Skilled coaches use coaching skills to bring potential into reality.
7 reasons coaching skills are hard for leaders:
- Loving the sound of your own voice.
- Fixing instead of creating space for others to explore solutions.
- Directing instead of exploring.
- The false belief that coaching is soft.
- Time pressure.
- No training.
- Employee resistance because they feel vulnerability with the boss is dangerous.
6 core coaching skills for leaders:
#1. Noticing energy:
Notice your energy. How are you showing up? Your energy impacts others. Turn your mind toward the person showing up. Distraction is the enemy.
Notice their energy. When an employee’s energy goes up, explore what’s happening. When shoulders droop, say, “I notice your energy seemed to go down when you brought this up. If you described your feelings, what words would you use?”
Noticing energy is often the most powerful coaching skill.
#2 Asking curious questions:
Seek to understand the values, assumptions, and goals of others.
Curiosity never rushes to fix or control.
#3. Listening:
The love of talking ends coaching. Don’t interrupt.

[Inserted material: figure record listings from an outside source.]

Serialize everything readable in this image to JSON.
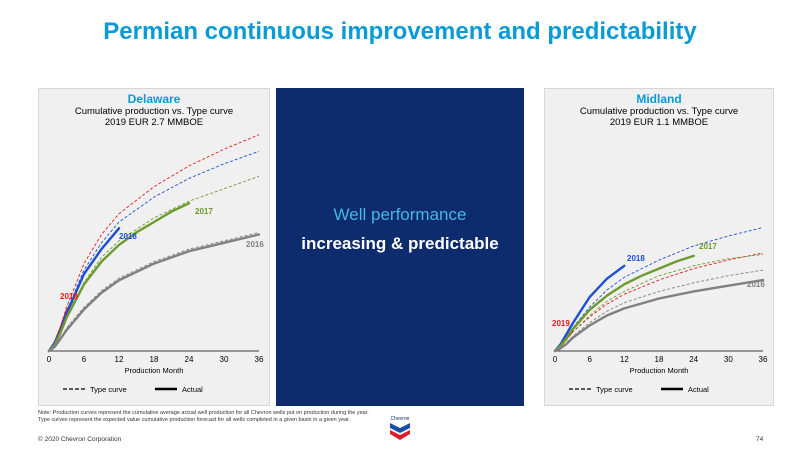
{
  "title": "Permian continuous improvement and predictability",
  "center": {
    "line1": "Well performance",
    "line2": "increasing & predictable"
  },
  "note": "Note: Production curves represent the cumulative average actual well production for all Chevron wells put on production during the year.",
  "note2": "Type curves represent the expected value cumulative production forecast for all wells completed in a given basin in a given year.",
  "copyright": "© 2020 Chevron Corporation",
  "page_number": "74",
  "logo_text": "Chevron",
  "colors": {
    "title": "#0a9bd6",
    "center_bg": "#0e2b6e",
    "center_line1": "#46b7e6",
    "y2019": "#e41b1b",
    "y2018": "#1d4fd6",
    "y2017": "#6f9a2e",
    "y2016": "#808080"
  },
  "chart_data": [
    {
      "type": "line",
      "basin": "Delaware",
      "title": "Cumulative production vs. Type curve",
      "subtitle": "2019 EUR 2.7 MMBOE",
      "xlabel": "Production Month",
      "ylabel": "",
      "xticks": [
        "0",
        "6",
        "12",
        "18",
        "24",
        "30",
        "36"
      ],
      "xlim": [
        0,
        36
      ],
      "ylim": [
        0,
        100
      ],
      "grid": false,
      "legend": {
        "position": "bottom",
        "items": [
          "Type curve",
          "Actual"
        ]
      },
      "series": [
        {
          "name": "2019",
          "color": "#e41b1b",
          "style": "type",
          "x": [
            0,
            1,
            2,
            3,
            6,
            9,
            12,
            18,
            24,
            30,
            36
          ],
          "y": [
            0,
            5,
            12,
            21,
            42,
            56,
            66,
            79,
            89,
            97,
            104
          ]
        },
        {
          "name": "2019",
          "color": "#e41b1b",
          "style": "actual",
          "x": [
            0,
            1,
            2,
            3,
            4
          ],
          "y": [
            0,
            4,
            11,
            19,
            24
          ]
        },
        {
          "name": "2018",
          "color": "#1d4fd6",
          "style": "type",
          "x": [
            0,
            1,
            2,
            3,
            6,
            9,
            12,
            18,
            24,
            30,
            36
          ],
          "y": [
            0,
            4,
            11,
            19,
            39,
            52,
            62,
            74,
            83,
            90,
            96
          ]
        },
        {
          "name": "2018",
          "color": "#1d4fd6",
          "style": "actual",
          "x": [
            0,
            1,
            2,
            3,
            6,
            9,
            12
          ],
          "y": [
            0,
            4,
            10,
            18,
            37,
            49,
            59
          ]
        },
        {
          "name": "2017",
          "color": "#6f9a2e",
          "style": "type",
          "x": [
            0,
            1,
            2,
            3,
            6,
            9,
            12,
            18,
            24,
            30,
            36
          ],
          "y": [
            0,
            3,
            9,
            16,
            33,
            45,
            53,
            64,
            72,
            78,
            84
          ]
        },
        {
          "name": "2017",
          "color": "#6f9a2e",
          "style": "actual",
          "x": [
            0,
            1,
            2,
            3,
            6,
            9,
            12,
            15,
            18,
            21,
            24
          ],
          "y": [
            0,
            3,
            9,
            16,
            32,
            43,
            51,
            57,
            62,
            67,
            71
          ]
        },
        {
          "name": "2016",
          "color": "#808080",
          "style": "type",
          "x": [
            0,
            1,
            2,
            3,
            6,
            9,
            12,
            18,
            24,
            30,
            36
          ],
          "y": [
            0,
            2,
            6,
            11,
            21,
            29,
            35,
            43,
            49,
            53,
            57
          ]
        },
        {
          "name": "2016",
          "color": "#808080",
          "style": "actual",
          "x": [
            0,
            1,
            2,
            3,
            6,
            9,
            12,
            18,
            24,
            30,
            36
          ],
          "y": [
            0,
            2,
            6,
            10,
            20,
            28,
            34,
            42,
            48,
            52,
            56
          ]
        }
      ]
    },
    {
      "type": "line",
      "basin": "Midland",
      "title": "Cumulative production vs. Type curve",
      "subtitle": "2019 EUR 1.1 MMBOE",
      "xlabel": "Production Month",
      "ylabel": "",
      "xticks": [
        "0",
        "6",
        "12",
        "18",
        "24",
        "30",
        "36"
      ],
      "xlim": [
        0,
        36
      ],
      "ylim": [
        0,
        100
      ],
      "grid": false,
      "legend": {
        "position": "bottom",
        "items": [
          "Type curve",
          "Actual"
        ]
      },
      "series": [
        {
          "name": "2019",
          "color": "#e41b1b",
          "style": "type",
          "x": [
            0,
            1,
            2,
            3,
            6,
            9,
            12,
            18,
            24,
            30,
            36
          ],
          "y": [
            0,
            3,
            8,
            13,
            24,
            33,
            40,
            50,
            58,
            64,
            69
          ]
        },
        {
          "name": "2019",
          "color": "#e41b1b",
          "style": "actual",
          "x": [
            0,
            1,
            2,
            3
          ],
          "y": [
            0,
            4,
            9,
            14
          ]
        },
        {
          "name": "2018",
          "color": "#1d4fd6",
          "style": "type",
          "x": [
            0,
            1,
            2,
            3,
            6,
            9,
            12,
            18,
            24,
            30,
            36
          ],
          "y": [
            0,
            4,
            10,
            16,
            31,
            43,
            52,
            64,
            74,
            81,
            87
          ]
        },
        {
          "name": "2018",
          "color": "#1d4fd6",
          "style": "actual",
          "x": [
            0,
            1,
            2,
            3,
            6,
            9,
            12
          ],
          "y": [
            0,
            5,
            12,
            19,
            38,
            51,
            60
          ]
        },
        {
          "name": "2017",
          "color": "#6f9a2e",
          "style": "type",
          "x": [
            0,
            1,
            2,
            3,
            6,
            9,
            12,
            18,
            24,
            30,
            36
          ],
          "y": [
            0,
            3,
            8,
            13,
            25,
            35,
            42,
            53,
            60,
            65,
            68
          ]
        },
        {
          "name": "2017",
          "color": "#6f9a2e",
          "style": "actual",
          "x": [
            0,
            1,
            2,
            3,
            6,
            9,
            12,
            15,
            18,
            21,
            24
          ],
          "y": [
            0,
            4,
            9,
            15,
            29,
            39,
            47,
            53,
            58,
            63,
            67
          ]
        },
        {
          "name": "2016",
          "color": "#808080",
          "style": "type",
          "x": [
            0,
            1,
            2,
            3,
            6,
            9,
            12,
            18,
            24,
            30,
            36
          ],
          "y": [
            0,
            2,
            6,
            10,
            20,
            28,
            34,
            42,
            48,
            53,
            57
          ]
        },
        {
          "name": "2016",
          "color": "#808080",
          "style": "actual",
          "x": [
            0,
            1,
            2,
            3,
            6,
            9,
            12,
            18,
            24,
            30,
            36
          ],
          "y": [
            0,
            2,
            5,
            9,
            18,
            25,
            30,
            37,
            42,
            46,
            50
          ]
        }
      ]
    }
  ]
}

Listen for aspirations, emotions, and motives.
#4. Exploration:
Discover untapped talents, strengths, and capabilities. Explore new options and opportunities. Find ways to connect aspiration to goals.
#5. Giving catalytic feedback:
Say what you see. Don’t judge. Talk about what’s working. What’s getting in the way? Honor progress. Reinforce positive behaviors. Bring up inconsistencies.
#6. Energizing engagement:
Define success together. Agree on next steps. Establish milestones. Review progress.
Focus on relationship and results. Strong relationships produce remarkable results.
Adapted from, Coaching for Engagement.
Begin with self-awareness and end with heightened engagement. Approach the six core coaching skills as a sequential trail to a mountain peak.
Which coaching skill has been most useful to you? How?
Which coaching skill is most challenging? How might leaders develop it?
Dig deeper:
10 Practices for the Leader as Coach
Listening is the Overlooked Tool of Leadership
The 6 Principles of Effective Coaching for Leaders | CCL




Here is what I try to do when coaching.
Start with pre-coaching –make observations of the person performance. Try to identify patterns of behavior. Point #1. notice energy is very important.
In the coaching session–points #2 & #3 asking the right questions and precise listening are critical.
1. Clarify the goal.
2. Investigate what’s driving the current behavior.
3. Discuss more effective behaviors.
4. Get specific. What specific changes will the person commit to trying.
5. Establish a trigger that will prompt the new behavior.
6. Establish one metric to track the change.
7. Follow up.
Just as you should parent the kid you have, not the kid you wish you had; the same applies to coaching. Coaching styles and approaches have to adjust to the person you are working with and what they are working on. Staying humble – chances are they know more about their own job than you do – and asking good questions are the two keys to staying out of their way. My favorite book on coaching is The Tao of Coaching by Max Landsberg.